Egypt, a key regional U.S. ally which has cracked down hard on militants,
publicly opposes the war launched by Washington to overthrow President
Saddam Hussain.
European opponents of the war, led by French President Jacques Chirac,
have also argued that military action against Iraq would fuel terrorism
and split the international coalition assembled by Washington to fight bin
Laden's al Qaeda network.
Mubarak said Iraqi forces fighting U.S. and British troops were
"guarding Iraq's lands and defending its national honour and
nobility" in the conflict.
Reflecting widespread public anger at what many Arabs see as Western
aggression against an Arab country, he said the war would cause a
"great tragedy (and) destroy a deep-rooted culture and people".
"Egypt's position has been and still is clear in rejecting...the
military option and rejecting participation in military action of the
coalition forces against brotherly Iraq," he said.

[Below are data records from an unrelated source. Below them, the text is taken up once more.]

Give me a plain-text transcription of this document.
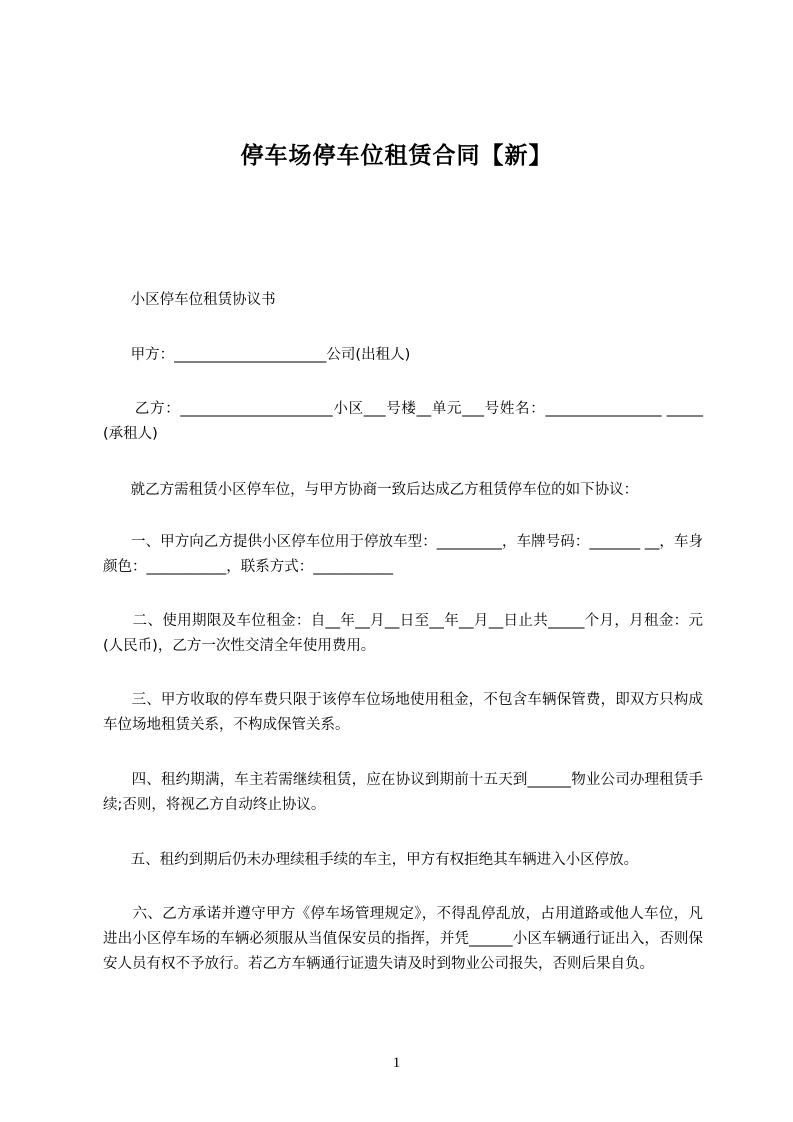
停车场停车位租赁合同【新】
小区停车位租赁协议书
甲方：_____________________公司(出租人)
乙方：_____________________小区___号楼__单元___号姓名：________________ _____(承租人)
就乙方需租赁小区停车位，与甲方协商一致后达成乙方租赁停车位的如下协议：
一、甲方向乙方提供小区停车位用于停放车型：_________，车牌号码：_______ __，车身颜色：___________，联系方式：___________
二、使用期限及车位租金：自__年__月__日至__年__月__日止共_____个月，月租金：元(人民币)，乙方一次性交清全年使用费用。
三、甲方收取的停车费只限于该停车位场地使用租金，不包含车辆保管费，即双方只构成车位场地租赁关系，不构成保管关系。
四、租约期满，车主若需继续租赁，应在协议到期前十五天到______物业公司办理租赁手续;否则，将视乙方自动终止协议。
五、租约到期后仍未办理续租手续的车主，甲方有权拒绝其车辆进入小区停放。
六、乙方承诺并遵守甲方《停车场管理规定》，不得乱停乱放，占用道路或他人车位，凡进出小区停车场的车辆必须服从当值保安员的指挥，并凭______小区车辆通行证出入，否则保安人员有权不予放行。若乙方车辆通行证遗失请及时到物业公司报失，否则后果自负。
1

Mubarak said the war had raised many questions, especially among the Arab
and Muslim peoples of the Middle East, about the "credibility of the
international system of collective security represented in the United
Nations".
Many Arabs think Washington has employed double standards in enforcing UN
resolutions on Iraq while not making Israel comply with resolutions
demanding withdrawal from Palestinian territories and an end to Jewish
settlements.
Mubarak read out the highlights of an international plan for
Israeli-Palestinian peace called the "roadmap", saying that
while the Palestinian Authority had accepted it, the government of Israeli
Prime Minister Ariel Sharon had asked for 100 changes.